We are a general lines distributorship selling mainly storage & handling equipment. It seems that the cost just to maintain our technology infrastructure (server, network maintenance, software updates, EDI, etc.) has been escalating every year. Is there a budgetary percentage of total sales that you would expect to spend on technology each year?
– Mike Wall, VP Sales, CSI Materials Handling(Westmont, IL)
Dave Griffith: On the assumption you are including people costs—both direct and 1099 folks—as well as your voice and data communications costs, total technology costs will be 3 percent to 4 percent of sales, more if you use it as a leverage point.
Larry Abernathy: This seems to be a never-ending and growing cost. I don’t think that you can put a percent of total sales limit on technology. The more important issue is to make sure that you are getting return on your investment in technology. Technology is supposed to make us capable of doing more with our time and provide quicker, better service to our customers. Training your people to use technology and take full advantage of its capabilities can be more difficult than investing the money. Technology expense is going to continue to grow, and if we are to continue to grow, we must make the proper investments.
Stan Sewell: Since 2001, we typically have spent between 1.5 percent to 2 percent of sales per year on IT. In 2005, these costs include the last year of a five-year depreciation on our SAP system, IT staff costs, hardware investment and network maintenance. This year we will be investing in new laptops with Sprint wireless cards for all field technicians.
Bob Weeks: The cost just to maintain our technology infrastructure is 0.3 percent of sales. An exception would be years that we need to upgrade our servers, which is about every five or six years. The cost to maintain and update our Web site is an additional 0.3 percent of sales.

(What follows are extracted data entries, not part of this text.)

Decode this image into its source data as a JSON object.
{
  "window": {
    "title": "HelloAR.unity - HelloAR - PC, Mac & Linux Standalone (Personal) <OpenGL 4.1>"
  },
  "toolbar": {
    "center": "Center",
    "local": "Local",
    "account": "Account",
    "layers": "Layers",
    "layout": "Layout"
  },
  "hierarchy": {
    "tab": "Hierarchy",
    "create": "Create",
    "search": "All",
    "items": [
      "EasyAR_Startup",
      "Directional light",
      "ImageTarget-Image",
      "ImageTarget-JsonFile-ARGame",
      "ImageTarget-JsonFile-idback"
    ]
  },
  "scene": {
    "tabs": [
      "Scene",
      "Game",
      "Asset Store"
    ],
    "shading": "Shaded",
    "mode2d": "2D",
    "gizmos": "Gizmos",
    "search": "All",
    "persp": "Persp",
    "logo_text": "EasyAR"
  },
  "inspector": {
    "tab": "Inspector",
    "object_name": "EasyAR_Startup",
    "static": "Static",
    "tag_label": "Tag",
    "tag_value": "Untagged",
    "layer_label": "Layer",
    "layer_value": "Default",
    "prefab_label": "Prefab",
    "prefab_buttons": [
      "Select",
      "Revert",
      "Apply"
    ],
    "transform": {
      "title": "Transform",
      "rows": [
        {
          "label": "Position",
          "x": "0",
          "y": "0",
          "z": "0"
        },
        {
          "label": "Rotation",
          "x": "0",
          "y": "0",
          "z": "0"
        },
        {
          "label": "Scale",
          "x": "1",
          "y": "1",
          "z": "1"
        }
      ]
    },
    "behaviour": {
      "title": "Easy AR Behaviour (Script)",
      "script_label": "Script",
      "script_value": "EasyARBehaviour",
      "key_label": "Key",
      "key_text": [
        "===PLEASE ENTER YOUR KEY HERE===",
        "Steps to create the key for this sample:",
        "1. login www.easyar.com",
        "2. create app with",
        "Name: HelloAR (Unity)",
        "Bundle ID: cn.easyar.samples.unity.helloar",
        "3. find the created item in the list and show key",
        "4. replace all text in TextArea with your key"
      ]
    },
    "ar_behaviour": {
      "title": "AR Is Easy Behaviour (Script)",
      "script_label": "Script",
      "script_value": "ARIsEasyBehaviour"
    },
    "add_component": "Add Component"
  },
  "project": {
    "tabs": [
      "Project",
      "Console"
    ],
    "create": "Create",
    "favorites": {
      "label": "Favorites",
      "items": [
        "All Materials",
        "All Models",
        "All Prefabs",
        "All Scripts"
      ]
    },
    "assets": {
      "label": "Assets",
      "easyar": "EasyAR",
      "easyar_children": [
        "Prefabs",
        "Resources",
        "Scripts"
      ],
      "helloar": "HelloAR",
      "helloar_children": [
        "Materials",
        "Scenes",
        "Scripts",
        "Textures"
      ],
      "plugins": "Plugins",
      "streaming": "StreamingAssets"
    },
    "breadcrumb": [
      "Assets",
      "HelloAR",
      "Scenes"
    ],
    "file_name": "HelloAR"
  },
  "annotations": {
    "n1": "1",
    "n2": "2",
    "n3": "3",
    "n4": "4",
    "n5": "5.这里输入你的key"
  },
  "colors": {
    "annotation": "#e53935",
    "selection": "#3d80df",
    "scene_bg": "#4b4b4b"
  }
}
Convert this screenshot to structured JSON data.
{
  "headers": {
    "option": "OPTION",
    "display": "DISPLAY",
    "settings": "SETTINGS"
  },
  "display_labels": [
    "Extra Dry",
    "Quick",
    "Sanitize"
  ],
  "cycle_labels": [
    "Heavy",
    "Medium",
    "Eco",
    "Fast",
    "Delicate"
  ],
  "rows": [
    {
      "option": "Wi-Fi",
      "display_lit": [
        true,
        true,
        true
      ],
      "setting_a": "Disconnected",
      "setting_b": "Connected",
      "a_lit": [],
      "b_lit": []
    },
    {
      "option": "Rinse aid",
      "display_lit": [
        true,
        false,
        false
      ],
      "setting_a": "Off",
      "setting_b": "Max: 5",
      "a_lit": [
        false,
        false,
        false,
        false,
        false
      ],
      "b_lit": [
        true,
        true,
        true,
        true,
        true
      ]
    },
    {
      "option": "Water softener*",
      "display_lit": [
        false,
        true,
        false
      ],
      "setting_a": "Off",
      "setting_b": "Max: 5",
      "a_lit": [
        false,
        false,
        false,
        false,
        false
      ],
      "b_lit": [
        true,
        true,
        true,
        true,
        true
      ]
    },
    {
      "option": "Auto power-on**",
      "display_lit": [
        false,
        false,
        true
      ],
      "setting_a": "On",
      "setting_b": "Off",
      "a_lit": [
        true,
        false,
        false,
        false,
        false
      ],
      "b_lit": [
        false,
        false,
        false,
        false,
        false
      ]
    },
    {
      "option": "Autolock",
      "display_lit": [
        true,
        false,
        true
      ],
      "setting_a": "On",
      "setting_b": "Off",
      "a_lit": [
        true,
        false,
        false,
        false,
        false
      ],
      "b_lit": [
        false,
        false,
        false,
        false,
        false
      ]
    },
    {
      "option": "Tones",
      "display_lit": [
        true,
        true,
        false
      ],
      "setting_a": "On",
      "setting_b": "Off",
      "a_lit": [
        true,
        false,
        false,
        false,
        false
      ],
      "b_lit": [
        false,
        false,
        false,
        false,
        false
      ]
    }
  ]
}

Chuck Frank: We do not use a percentage of sales. We have an outside contractor handling all our IT needs. All managers are responsible for reviewing their upcoming needs with this person and submitting their budgets to me for approval. We analyze all budgets to determine which expenditures will provide the best return. On the average, we have spent between 1.5 percent to 2 percent of annual sales.
Duncan Murphy: There are several standard measuring sticks for our industry, but none that I know of regarding technology. This year’s DiSC Report will be asking for this information so we will have a starting point soon. We perform a zero-based budgeting process each year and look at our telecommunications at the same time. We begin with fixed and recurring costs for maintenance, communications, fees, etc. Next we identify aged computers and accessories that will be replaced and also list any additions required, such as laptops for technician use. The last piece of the budget puzzle is special projects as identified by our IS Strategic Plan. This could be new system software and support, Web site enhancements or a change to a paperless system. A price tag is developed and timing determined. As we mix the three components together, the budget becomes whatever it adds to. We put this responsibility on one person’s shoulders to gather with a clear understanding that they have a requirement to find cost savings to help pay for improvements. We are not cutting-edge but are ahead of most area firms in technology, spending about 2 percent of total expense.